My mother guffaws, straightening her jacket. “What did I do toher? Did you not see the way she was touching me?”
“I did, and my question stands,” he snaps.
I take a deep breath and press my hand to his back. “Let’s just go, Jamie.”
He doesn’t immediately agree. Concern pulls his features taut as he hesitates, searching my eyes for answers, knowing he won’t find any on my face.
“Please. I want to see Nate,” I whisper.
Interlocking our fingers, he nods stiffly and moves me to his other side, the one furthest away from my mother.
“You don’t want to stay and chat? It’s rude not to introduce your mother to your husband, Blakely,” she calls as we start to leave.
Jamie tightens his hold. I’m too scared to look up and see if he’s embarrassed or upset. Instead, I keep my mouth shut and hope that he knows me well enough to keep from asking me to open up about this right now.
It’ll happen as soon as we get home.
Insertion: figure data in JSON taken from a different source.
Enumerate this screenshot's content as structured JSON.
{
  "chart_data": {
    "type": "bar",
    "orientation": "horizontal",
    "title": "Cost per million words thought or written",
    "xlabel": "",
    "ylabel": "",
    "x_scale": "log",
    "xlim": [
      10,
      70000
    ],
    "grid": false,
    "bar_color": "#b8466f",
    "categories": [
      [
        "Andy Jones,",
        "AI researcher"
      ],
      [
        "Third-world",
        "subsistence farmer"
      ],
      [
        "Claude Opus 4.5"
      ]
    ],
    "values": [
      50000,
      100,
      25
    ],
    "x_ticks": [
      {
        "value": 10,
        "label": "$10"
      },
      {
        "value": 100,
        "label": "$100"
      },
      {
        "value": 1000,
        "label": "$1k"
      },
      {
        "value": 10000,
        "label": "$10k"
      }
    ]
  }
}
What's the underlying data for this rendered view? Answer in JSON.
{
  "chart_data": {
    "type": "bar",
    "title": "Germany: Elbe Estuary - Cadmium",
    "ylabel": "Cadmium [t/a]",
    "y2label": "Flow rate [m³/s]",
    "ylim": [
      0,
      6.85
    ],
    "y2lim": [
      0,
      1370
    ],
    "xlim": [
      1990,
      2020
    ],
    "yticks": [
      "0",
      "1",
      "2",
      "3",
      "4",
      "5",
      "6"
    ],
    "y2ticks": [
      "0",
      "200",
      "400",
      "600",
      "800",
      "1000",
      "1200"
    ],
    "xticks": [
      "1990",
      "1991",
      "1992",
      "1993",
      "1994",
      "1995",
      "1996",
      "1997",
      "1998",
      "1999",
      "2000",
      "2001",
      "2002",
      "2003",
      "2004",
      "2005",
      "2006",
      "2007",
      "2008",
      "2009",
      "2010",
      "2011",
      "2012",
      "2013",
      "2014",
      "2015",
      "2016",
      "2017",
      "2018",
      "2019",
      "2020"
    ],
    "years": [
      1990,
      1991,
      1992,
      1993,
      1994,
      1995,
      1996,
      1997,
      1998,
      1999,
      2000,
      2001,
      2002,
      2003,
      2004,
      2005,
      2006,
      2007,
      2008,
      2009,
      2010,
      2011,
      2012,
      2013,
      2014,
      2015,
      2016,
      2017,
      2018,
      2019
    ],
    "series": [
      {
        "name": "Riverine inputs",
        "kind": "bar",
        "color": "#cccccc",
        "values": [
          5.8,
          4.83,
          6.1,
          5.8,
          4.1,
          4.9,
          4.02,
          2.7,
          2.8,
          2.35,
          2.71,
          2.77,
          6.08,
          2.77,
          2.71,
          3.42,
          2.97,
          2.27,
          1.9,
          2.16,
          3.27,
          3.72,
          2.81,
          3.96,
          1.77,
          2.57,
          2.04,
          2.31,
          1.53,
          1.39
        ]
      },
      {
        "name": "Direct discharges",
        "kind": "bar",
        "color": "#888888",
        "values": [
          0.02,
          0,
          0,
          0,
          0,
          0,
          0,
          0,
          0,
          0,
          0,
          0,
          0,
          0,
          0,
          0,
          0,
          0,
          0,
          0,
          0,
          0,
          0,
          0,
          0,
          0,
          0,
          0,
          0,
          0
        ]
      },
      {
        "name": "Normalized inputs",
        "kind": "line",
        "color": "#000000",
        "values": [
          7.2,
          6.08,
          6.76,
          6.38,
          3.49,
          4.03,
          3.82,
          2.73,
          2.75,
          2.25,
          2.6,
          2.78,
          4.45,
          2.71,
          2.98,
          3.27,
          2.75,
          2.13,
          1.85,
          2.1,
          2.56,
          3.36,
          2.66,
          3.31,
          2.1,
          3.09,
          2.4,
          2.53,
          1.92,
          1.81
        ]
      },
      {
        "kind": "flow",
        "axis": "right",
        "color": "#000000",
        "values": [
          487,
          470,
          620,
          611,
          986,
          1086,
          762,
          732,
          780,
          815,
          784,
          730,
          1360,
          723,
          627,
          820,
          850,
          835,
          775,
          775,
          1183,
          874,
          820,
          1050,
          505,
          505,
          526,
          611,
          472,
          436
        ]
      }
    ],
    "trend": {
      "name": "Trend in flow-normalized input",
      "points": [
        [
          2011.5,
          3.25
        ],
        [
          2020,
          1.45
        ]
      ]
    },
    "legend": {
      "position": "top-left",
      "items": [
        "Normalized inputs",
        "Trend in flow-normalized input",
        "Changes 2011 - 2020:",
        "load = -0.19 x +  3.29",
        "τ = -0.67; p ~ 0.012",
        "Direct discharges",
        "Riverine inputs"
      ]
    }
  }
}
But for now, I just want to play pretend.
38
JAMIE
I shutand lock the front door before joining Nate and Blakely in the kitchen. The kid is bouncing off the walls, his shakedown during the first half of the game long forgotten in the excitement of a win. He played amazingly and deserves to feel proud.
It’s a shame that I’m struggling to share his excitement. One look at where Blakely’s leaning back against the countertop with her arms crossed and expression closed off and I know she shares the same feelings.
There’s a conversation brewing. It has been since I caught her one second away from catching a charge by the concession stand. In the months that I’ve known her, I haven’t seen her that angry before. Not even when I poke and poke at her just to get her attention.
Their mother is exactly who and what I pictured. Someone with more concern for themselves than they’ve ever shown to another person and who would sacrifice you for their own benefit every single time.
What else do you expect from someone who abandons both of their kids?
“Did you see my last catch? I totally thought I wasn’t goingto get it!” Nate shouts, spinning around and shooting his arms into the air.
Blakely forces a smile. “I knew you were going to catch it. You never miss.”
“Well, I did tonight. But it was a dirty play, so I won’t count it.”
“You shouldn’t. That kid is a little shit. He keeps that up and he’ll find himself playing soccer instead,” I say, reminded of exactly what happened.
Teenager or not, I should have kicked that shithead in the ass. You don’t make plays like that. Not anywhere. I don’t care if you’re a pro in the NFL or some six-year-old just learning. Football comes with enough risks without adding dirty players out to cause harm into the mix.
If anything had happened to Nate, I don’t know what I’d have done.
Oliver would have had to do a lot more than just take my arm and pull me off the field, that’s for sure.
“Ew,” Nate says, shuddering.
Blakely sighs. “Soccer isn’t that bad. You wanted to play it before you started with football. It’s safer, at least.”
“Please don’t start with the safety stuff now, Lake. I’m fine. It didn’t even hurt. You saw how quickly I shook it off.”